LAS CRUCES -- New Mexico gardeners can get a jump on spring by growing flowering plants indoors. Amaryllis, an exotic, tropical plant, offers showy trumpet-shaped flowers to usher in the season.

"Plants go through popularity cycles with consumers," said Curtis Smith, horticulture specialist with New Mexico State University's Cooperative Extension Service. "The amaryllis was once popular, then lagged for a while, and now is back in favor.

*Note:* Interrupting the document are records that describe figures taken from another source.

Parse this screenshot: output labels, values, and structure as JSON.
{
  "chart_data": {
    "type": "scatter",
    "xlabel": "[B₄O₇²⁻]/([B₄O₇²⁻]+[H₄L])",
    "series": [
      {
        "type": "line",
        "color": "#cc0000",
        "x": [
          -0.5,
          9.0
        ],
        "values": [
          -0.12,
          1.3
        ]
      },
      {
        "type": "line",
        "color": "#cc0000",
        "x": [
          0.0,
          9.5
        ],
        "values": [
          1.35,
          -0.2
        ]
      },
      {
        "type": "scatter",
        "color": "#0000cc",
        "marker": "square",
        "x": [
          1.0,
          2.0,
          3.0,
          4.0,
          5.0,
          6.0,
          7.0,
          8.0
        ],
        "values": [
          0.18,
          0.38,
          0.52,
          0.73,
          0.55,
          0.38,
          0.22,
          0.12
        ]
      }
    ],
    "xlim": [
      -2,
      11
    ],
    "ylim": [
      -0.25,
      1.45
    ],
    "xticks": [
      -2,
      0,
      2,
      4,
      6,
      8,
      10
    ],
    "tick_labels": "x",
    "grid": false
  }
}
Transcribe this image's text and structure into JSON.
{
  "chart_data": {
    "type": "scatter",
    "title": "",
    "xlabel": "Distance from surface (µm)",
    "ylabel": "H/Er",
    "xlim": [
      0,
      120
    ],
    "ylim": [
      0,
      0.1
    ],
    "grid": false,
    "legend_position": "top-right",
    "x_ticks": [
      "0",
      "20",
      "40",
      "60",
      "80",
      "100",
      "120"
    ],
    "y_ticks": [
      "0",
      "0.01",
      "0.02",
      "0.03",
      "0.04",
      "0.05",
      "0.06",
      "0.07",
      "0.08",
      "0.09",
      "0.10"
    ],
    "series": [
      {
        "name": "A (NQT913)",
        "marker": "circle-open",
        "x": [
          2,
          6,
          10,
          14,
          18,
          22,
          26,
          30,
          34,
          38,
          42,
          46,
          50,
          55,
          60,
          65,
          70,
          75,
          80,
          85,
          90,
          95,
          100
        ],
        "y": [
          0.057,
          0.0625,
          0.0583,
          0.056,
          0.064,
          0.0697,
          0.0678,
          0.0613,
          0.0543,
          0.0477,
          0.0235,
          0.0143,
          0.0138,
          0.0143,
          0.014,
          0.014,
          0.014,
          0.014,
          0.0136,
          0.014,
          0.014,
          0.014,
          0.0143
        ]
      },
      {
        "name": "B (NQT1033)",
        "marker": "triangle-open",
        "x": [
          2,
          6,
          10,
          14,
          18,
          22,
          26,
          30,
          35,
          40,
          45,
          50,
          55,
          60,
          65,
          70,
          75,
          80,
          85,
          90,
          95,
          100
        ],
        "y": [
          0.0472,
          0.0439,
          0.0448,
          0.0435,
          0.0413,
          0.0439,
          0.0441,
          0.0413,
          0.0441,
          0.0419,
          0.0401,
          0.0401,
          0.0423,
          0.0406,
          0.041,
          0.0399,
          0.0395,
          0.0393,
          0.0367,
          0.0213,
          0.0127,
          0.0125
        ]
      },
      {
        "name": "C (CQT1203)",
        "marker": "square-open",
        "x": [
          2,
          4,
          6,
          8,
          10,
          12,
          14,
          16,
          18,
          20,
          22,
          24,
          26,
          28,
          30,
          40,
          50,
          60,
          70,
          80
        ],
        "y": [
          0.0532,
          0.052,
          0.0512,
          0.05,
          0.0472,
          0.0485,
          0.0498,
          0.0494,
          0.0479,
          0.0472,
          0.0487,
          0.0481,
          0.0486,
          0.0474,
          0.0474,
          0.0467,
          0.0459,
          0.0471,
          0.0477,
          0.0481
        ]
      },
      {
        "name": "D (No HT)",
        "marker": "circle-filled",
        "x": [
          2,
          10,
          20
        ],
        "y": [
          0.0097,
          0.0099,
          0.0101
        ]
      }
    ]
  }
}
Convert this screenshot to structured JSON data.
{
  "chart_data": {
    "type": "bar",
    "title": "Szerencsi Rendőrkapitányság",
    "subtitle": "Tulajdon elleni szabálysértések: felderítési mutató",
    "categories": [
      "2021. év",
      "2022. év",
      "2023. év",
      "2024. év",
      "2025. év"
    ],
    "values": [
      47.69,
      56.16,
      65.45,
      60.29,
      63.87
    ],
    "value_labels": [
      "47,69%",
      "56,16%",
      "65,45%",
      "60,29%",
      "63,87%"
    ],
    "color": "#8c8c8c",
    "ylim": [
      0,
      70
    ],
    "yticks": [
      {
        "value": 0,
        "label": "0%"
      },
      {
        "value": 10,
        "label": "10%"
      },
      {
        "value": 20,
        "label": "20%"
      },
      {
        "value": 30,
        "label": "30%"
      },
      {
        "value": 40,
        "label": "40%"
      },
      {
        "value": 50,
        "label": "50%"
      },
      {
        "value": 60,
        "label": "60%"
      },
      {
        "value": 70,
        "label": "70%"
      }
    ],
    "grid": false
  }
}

I've seen large amaryllis bulbs for sale at many nurseries recently."

As a tropical plant, the amaryllis doesn't tolerate freezing temperatures. "It grows best indoors in our climate," Smith said.

Plant amaryllis bulbs in pots, leaving the necks of the bulbs exposed above the soil. "Most of the bulbs sold at nurseries have been treated and should begin growing almost immediately," he said. "It may take a couple of months to reach flowering stage, though." The bulb sends up a spike or stalk that may reach 2 feet in height. White, pink or red trumpet-shaped flowers form near the top of the stalk.

Place the pots in brightly lit locations, preferably exposed to full sun. "Potted plants dry very rapidly, so make sure to keep the soil moist," Smith said.

To maintain the plants from year to year, expose them to cooler, drier conditions in the fall. Reduce watering and place the plants in cooler areas of the house. "The plants need a resting period for the leaves to die back. Cooler temperatures will cause the plants to go dormant, before flowering again the following year."

In late winter to early spring, amaryllis plants will resume growth and should be moved back into warmer, brighter locations.